Paris relance, après 15 ans de pause, l’accession sociale à la propriété

le 27 mars 2017

Construction bâtiment

Photo Hamilton/REA

La Mairie vote, ce lundi, le projet d’office foncier solidaire issu des lois Alur et Macron. Lille, Rennes et quelques collectivités françaises ont anticipé ce dispositif.

Décorréler le prix du mètre carré du logement du prix du sol. C’est l’objectif que la Mairie de Paris vise en lançant au conseil municipal, ce lundi, un projet d’office foncier solidaire (OFS). Ce nouvel outil, promu par le groupe écologiste a été créé par la loi Alur, complétée récemment par son bras armé, le bail réel solidaire officialisé par un décret de la loi Macron. Les OFS prennent pour modèles les Community Land Trusts lancés en 1983 aux Etats-Unis. Ces organismes sans but lucratif (coopérative, association, fondation) achètent des terrains en les finançant sur de très longues durées. Ils conservent la propriété du sol mais vendent les logements aux acquéreurs sociaux.

« L’acheteur n’achète que les murs en se finançant par un prêt auprès d’une banque, par exemple. Il ne paie pas le foncier mais s’acquitte seulement d’un loyer auprès de l’OFS via le bail réel solidaire », explique Galla Bridier, la conseillère écologiste qui porte le projet. Ce bail peut courir jusqu’à 99 ans. L’Office joue alors le rôle d’un bailleur social en sélectionnant les ménages répondant aux critères de ressources et en percevant les loyers.

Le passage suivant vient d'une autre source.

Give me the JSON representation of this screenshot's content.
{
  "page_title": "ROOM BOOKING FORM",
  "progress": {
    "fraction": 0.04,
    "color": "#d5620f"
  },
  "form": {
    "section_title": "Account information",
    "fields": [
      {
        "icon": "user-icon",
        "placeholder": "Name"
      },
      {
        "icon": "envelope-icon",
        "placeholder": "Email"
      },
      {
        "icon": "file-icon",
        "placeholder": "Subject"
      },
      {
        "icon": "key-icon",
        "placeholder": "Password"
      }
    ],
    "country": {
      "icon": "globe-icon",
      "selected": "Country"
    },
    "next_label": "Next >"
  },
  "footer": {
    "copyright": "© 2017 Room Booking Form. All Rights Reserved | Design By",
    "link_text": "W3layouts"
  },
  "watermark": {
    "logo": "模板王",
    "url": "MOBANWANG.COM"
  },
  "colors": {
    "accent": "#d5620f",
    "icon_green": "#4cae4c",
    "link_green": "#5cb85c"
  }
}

A Paris, le coût du foncier représente entre 30 et 50 % du coût d’acquisition, ce qui réduira d’autant le prix du mètre carré qui dépasse souvent les 10.000 euros dans la capitale.

Le propriétaire pourra jouir classiquement de son bien : il peut y réaliser des travaux et peut le vendre si besoin. En cas de décès, ses descendants reprennent le logement. Avec néanmoins deux contraintes fortes. Pour éviter la spéculation, le prix de vente est défini par une formule intégrant une faible plus-value et l’inflation. Par ailleurs le racheteur doit respecter les critères de ressources de l’OFS. En cas de difficulté à trouver un repreneur, l’Office peut néanmoins reprendre le bien. Comparé à l’alternative du logement social, l’accédant récupère à la vente le capital déboursé. Le système inspire d’autres collectivités très engagées sur l’accession sociale, comme Rennes ou des agglomérations du Pays basque.

Consensus

Galla Bridier explique qu’une étude cette année permettra d’affiner la création début 2018 d’un premier office, probablement une filiale du bailleur Paris Habitat. Il devrait trouver ses premiers terrains de jeu dans les zones d’aménagement concerté de la Ville, en particulier celle de Saint-Vincent-de-Paul dans le 14e arrondissement et celle de Bercy-Charenton dans le 12e.

Le projet jouit d’un beau consensus politique et devrait même être voté à l’unanimité au Conseil de Paris. Les centristes et les conseillers de droite réclament depuis longtemps une politique de l’accession sociale à la propriété, déplorant la concentration des moyens sur le seul logement social. Jerôme Dubus, conseiller LR passé chez Macron, salue l’initiative tout en déplorant le retard. « Cela fait quinze ans, depuis l’arrivée des socialistes en 2001, qu’aucun programme d’accession n’a été mené. Ils faisaient une phobie là-dessus. De nombreuses communes franciliennes en ont fait beaucoup, en appliquant des clauses antispéculation par exemple. »

Galla Bridier assume que la majorité municipale ait refusé de nouveaux projets : « Les dispositifs précédents consistaient à subventionner de l’accession sociale à la propriété mais une fois vendus, les biens repartaient sur le marché, c’étaient des aides à fonds perdus pour les collectivités et les propriétaires pouvaient faire des culbutes énormes sur leur dos. L’OFS change la donne. »

Paris mobilisait aussi un prêt à taux 0, négocié avec certaines banques, levier qu’ont utilisé 22.300 primo-accédants. Mais la Mairie estime qu’étant donné le prix du foncier parisien, ce dispositif n’était accessible qu’aux classes moyennes.